I haven't been to Common Table and I haven't been in that part of downtown lately, so I don't know what the situation is like.

But I do know that the downtown merchants tend to panic whenever they see a scruffy-looking character within 50 yards of their stores. And I kinda suspect that's what's going on now.

But I could be wrong.

BTW, how is Common Table "subsidized"?

Duncan McGeary said...

Subsidized is probably the wrong word.

Charging some people and not charging others...

Not that there is anything wrong with it.

Duncan McGeary said...

As I've noticed with the street closures, the public tends to dismiss merchant concerns when it runs against the perceived public interest.

So the merchant just needs to make a decision on whether it is in his best interests to stick around or not.

I've decided that -- all things being equal -- I can live with street closures, at the same time I try to advocate not increasing them.

Same with this -- I can't second guess the impact of this on the other businesses...

Duncan McGeary said...

Well, you know, customers can be ....skittish.

But, yeah, you just have to live with that.
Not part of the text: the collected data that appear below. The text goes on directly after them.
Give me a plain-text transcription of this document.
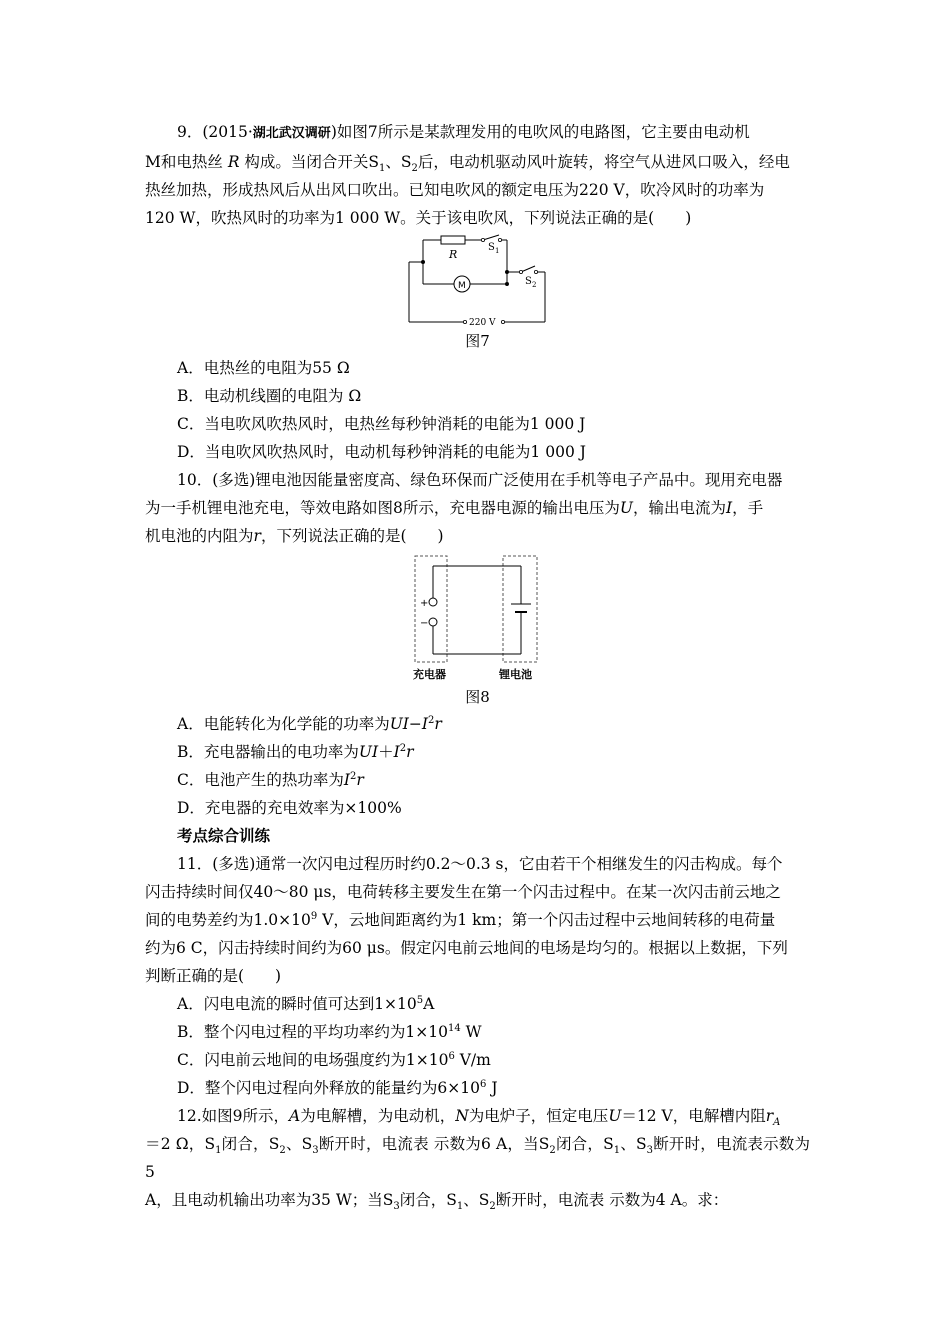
9．(2015·湖北武汉调研)如图7所示是某款理发用的电吹风的电路图，它主要由电动机

M和电热丝 R 构成。当闭合开关$S_1$、$S_2$后，电动机驱动风叶旋转，将空气从进风口吸入，经电

热丝加热，形成热风后从出风口吹出。已知电吹风的额定电压为220 V，吹冷风时的功率为

120 W，吹热风时的功率为1 000 W。关于该电吹风，下列说法正确的是(　　)

R
S 1
S 2
M
220 V
图7

A．电热丝的电阻为55 Ω

B．电动机线圈的电阻为 Ω

C．当电吹风吹热风时，电热丝每秒钟消耗的电能为1 000 J

D．当电吹风吹热风时，电动机每秒钟消耗的电能为1 000 J

10．(多选)锂电池因能量密度高、绿色环保而广泛使用在手机等电子产品中。现用充电器

为一手机锂电池充电，等效电路如图8所示，充电器电源的输出电压为U，输出电流为I，手

机电池的内阻为r，下列说法正确的是(　　)

+
−
充电器	锂电池
图8

A．电能转化为化学能的功率为$UI-I^2r$

B．充电器输出的电功率为$UI+I^2r$

C．电池产生的热功率为$I^2r$

D．充电器的充电效率为×100%

考点综合训练

11．(多选)通常一次闪电过程历时约0.2～0.3 s，它由若干个相继发生的闪击构成。每个

闪击持续时间仅40～80 μs，电荷转移主要发生在第一个闪击过程中。在某一次闪击前云地之

间的电势差约为$1.0\times 10^9$ V，云地间距离约为1 km；第一个闪击过程中云地间转移的电荷量

约为6 C，闪击持续时间约为60 μs。假定闪电前云地间的电场是均匀的。根据以上数据，下列

判断正确的是(　　)

A．闪电电流的瞬时值可达到$1\times 10^5A$

B．整个闪电过程的平均功率约为$1\times 10^{14}$ W

C．闪电前云地间的电场强度约为$1\times 10^6$ V/m

D．整个闪电过程向外释放的能量约为$6\times 10^6$ J

12.如图9所示，A为电解槽，为电动机，N为电炉子，恒定电压U＝12 V，电解槽内阻$r_A$

＝2 Ω，$S_1$闭合，$S_2$、$S_3$断开时，电流表 示数为6 A，当$S_2$闭合，$S_1$、$S_3$断开时，电流表示数为5

A，且电动机输出功率为35 W；当$S_3$闭合，$S_1$、$S_2$断开时，电流表 示数为4 A。求：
If it wasn't this, it might be something else.

H. Bruce Miller said...

"Charging some people and not charging others... Not that there is anything wrong with it."

No, I don't see how there could be anything wrong with it. The people who pay are subsidizing meals for people who can't. If they don't want to do that, they don't have to patronize the joint. It's voluntary.

I admit it's an unconventional business model, but why does that bother you so much?

Anonymous said...

" A four star fine dining experience for the hungry?"

And why not. Most of those poor f#@ckers have a rough enough time of it.

Mrs Elliott and I have been to Common Table (wassamatter Bruce, too elitist to go there?) and I liked the energy and ambition.